# Hanging chickens



## pondman (Apr 22, 2010)

I want to show off another feature of the cypress smoker.Put a couple  of swivels in the top, fashioned two wire hooks to hang chickens from. picked up a couple of four pounders from sam's,seasoned then up good stuffed with onion,and hung them in the smoker. I removed the grill and the water pan and cooked them over direct heat to get a golden brown and crispy skin. I cooked them about 3 1/2 hrs at about 260 spraying about every 30 min. with a mixture of apple juice and olive oil.They turned out great. Some of the best chicken i ever had. enjoy the pics.


----------



## Shores (Apr 23, 2010)

Oh yeah! That looks great! That's a nice smoker.


----------



## Vermin999 (Apr 23, 2010)

Great looking chicken and outstanding looking smoker.


----------



## Cliff H. (Apr 23, 2010)

Hanging chickens looks like the way to go.  I am going to have to mod my drum. 

Outstanding.


----------



## bigwheel (Apr 23, 2010)

Mighty fine birds. Heard of choking chickens before but neva thought about hanging em. Smart thinning. 

bigwheel


----------



## Smokey Lew (Apr 23, 2010)

Great looking pictures. Love the sauna. Never had Swedish birds before. Yum, Yum!


----------



## bknox (Apr 23, 2010)

Very cool. Chicken do look great!


----------



## bbquzz (Apr 23, 2010)

Pondman ... you should get the post of the week! Great looking chicken and a great looking smoker.


----------



## BeeRich (Apr 23, 2010)

Do they jump in the snow at the end?  Nice sauna.


----------



## ScottyDaQ (Apr 23, 2010)

Looks great!
Would have loved to see a sliced pic !


----------



## Toby Keil (Apr 24, 2010)

If your gonna hang, thats the way to do it. Those birds look killer!


----------



## Griff (May 1, 2010)

That smoker is so cool.


----------



## RubThatButt (May 2, 2010)

Those are some great looking birds. The smoker is amazing. A real smokehouse for the patio.

Nice!


----------



## surfinsapo (May 3, 2010)

Pondman, you are my hero man!!! I love the way you cook!!! Hope to meet up someday!!!


----------



## GrillMan10 (May 3, 2010)

Looking great.  Love your smoker!


----------



## pondman (May 12, 2010)

surfinsapo said:
			
		

> Pondman, you are my hero man!!! I love the way you cook!!! Hope to meet up someday!!!

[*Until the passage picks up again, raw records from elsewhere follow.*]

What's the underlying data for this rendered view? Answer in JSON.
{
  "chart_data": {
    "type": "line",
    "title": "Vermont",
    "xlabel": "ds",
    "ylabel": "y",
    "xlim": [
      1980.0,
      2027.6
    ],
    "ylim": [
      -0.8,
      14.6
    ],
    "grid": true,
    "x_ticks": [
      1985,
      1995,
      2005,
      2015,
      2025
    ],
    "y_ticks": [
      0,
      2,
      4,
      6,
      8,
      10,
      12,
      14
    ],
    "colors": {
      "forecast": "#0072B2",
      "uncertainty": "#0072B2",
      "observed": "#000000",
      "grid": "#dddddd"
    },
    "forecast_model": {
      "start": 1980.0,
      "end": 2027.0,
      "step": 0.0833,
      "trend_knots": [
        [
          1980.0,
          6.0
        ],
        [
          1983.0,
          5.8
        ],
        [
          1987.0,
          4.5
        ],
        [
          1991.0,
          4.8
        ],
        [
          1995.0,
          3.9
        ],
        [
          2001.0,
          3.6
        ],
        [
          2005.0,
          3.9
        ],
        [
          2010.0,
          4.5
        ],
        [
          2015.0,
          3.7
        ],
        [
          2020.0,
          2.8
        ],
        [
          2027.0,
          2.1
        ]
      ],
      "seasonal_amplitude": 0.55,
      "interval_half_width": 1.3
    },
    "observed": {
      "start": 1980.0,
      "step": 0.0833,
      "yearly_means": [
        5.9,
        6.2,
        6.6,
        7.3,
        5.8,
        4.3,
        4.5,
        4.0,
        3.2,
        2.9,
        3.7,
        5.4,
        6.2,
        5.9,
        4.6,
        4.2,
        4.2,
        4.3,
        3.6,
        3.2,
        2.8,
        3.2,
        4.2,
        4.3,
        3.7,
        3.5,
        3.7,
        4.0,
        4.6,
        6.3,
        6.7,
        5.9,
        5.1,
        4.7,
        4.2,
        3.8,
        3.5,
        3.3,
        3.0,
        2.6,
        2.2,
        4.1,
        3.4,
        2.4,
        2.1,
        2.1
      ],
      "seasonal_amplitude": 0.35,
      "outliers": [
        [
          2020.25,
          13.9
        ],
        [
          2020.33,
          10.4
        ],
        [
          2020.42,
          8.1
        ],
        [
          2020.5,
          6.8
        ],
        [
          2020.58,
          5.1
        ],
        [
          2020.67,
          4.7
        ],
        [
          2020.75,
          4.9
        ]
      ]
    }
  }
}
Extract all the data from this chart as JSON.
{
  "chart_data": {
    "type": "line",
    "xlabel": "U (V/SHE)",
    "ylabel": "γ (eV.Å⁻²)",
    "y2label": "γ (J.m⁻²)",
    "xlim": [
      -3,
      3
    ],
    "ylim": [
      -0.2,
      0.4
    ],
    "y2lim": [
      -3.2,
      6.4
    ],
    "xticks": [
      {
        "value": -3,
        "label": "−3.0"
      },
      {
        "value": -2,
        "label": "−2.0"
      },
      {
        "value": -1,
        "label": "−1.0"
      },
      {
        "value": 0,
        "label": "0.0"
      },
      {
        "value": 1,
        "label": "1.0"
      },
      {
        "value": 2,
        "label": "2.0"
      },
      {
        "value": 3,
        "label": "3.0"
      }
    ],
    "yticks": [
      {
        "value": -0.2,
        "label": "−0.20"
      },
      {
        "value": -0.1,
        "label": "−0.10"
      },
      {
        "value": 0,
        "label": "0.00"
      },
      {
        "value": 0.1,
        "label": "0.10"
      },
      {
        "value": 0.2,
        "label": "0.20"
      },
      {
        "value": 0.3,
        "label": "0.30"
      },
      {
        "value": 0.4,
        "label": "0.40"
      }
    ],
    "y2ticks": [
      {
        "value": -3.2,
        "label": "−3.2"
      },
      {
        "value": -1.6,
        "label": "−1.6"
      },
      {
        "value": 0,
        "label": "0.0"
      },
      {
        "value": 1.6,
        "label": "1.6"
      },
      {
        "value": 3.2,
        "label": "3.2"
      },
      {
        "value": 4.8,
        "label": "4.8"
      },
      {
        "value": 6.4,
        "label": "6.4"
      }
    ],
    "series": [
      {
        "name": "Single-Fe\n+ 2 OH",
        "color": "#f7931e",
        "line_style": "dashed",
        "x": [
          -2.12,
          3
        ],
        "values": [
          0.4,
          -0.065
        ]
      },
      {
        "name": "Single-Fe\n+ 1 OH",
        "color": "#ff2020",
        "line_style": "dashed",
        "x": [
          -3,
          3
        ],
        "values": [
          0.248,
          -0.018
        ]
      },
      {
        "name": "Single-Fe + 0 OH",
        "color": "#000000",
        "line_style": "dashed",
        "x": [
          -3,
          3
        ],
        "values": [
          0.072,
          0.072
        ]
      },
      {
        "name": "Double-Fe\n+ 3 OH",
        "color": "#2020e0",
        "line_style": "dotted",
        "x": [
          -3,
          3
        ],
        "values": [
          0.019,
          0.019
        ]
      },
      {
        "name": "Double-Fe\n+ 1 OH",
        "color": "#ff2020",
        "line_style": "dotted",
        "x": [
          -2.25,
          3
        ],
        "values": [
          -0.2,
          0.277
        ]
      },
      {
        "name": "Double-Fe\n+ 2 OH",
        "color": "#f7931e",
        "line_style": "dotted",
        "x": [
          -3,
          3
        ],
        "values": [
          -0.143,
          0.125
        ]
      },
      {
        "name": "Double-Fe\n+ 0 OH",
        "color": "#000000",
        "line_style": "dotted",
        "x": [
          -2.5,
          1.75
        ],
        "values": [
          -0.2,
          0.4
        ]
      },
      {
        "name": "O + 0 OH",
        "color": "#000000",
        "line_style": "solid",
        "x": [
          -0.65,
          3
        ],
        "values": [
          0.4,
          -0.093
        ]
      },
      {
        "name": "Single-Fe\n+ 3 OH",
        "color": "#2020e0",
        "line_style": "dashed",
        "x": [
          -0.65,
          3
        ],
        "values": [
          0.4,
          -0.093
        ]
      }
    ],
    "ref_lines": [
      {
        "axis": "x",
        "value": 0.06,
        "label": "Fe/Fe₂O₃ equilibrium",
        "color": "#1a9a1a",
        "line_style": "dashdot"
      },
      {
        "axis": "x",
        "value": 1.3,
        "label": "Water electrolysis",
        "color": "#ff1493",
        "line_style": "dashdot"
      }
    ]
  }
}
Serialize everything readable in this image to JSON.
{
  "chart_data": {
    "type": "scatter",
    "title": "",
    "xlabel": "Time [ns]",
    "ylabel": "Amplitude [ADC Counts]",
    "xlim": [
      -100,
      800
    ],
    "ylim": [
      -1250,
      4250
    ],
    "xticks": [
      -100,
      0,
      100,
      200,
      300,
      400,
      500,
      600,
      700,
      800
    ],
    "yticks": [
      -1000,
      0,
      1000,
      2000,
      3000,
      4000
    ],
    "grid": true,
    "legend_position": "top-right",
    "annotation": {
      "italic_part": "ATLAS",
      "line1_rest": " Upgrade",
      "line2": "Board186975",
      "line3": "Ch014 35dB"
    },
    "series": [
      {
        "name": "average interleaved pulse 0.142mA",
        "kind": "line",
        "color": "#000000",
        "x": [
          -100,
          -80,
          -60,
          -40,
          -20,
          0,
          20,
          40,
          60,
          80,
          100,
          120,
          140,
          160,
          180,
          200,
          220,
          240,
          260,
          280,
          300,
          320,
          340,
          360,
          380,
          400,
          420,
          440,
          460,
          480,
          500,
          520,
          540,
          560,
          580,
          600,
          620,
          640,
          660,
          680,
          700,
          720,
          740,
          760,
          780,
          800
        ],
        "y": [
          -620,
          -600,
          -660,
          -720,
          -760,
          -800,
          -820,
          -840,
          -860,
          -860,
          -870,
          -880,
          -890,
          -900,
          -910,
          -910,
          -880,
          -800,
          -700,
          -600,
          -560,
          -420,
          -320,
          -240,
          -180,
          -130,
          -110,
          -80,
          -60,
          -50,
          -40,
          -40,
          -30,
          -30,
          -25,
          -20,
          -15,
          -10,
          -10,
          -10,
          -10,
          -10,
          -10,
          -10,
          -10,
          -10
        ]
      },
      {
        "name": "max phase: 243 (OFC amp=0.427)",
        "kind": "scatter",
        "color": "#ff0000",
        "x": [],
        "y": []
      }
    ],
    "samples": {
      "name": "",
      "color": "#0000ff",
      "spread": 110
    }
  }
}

Love your videos sapo! always looking for a new one. go SAINTS !!


----------



## Hillbilly1 (May 15, 2010)

Yup, hangin em makes fer a nice presentation.  Here be some I did fer a special awhile back, makes em look nice an old school.  A stuffin horn make the job lots easier:







That be a nice lookin smoker yall got there to.


----------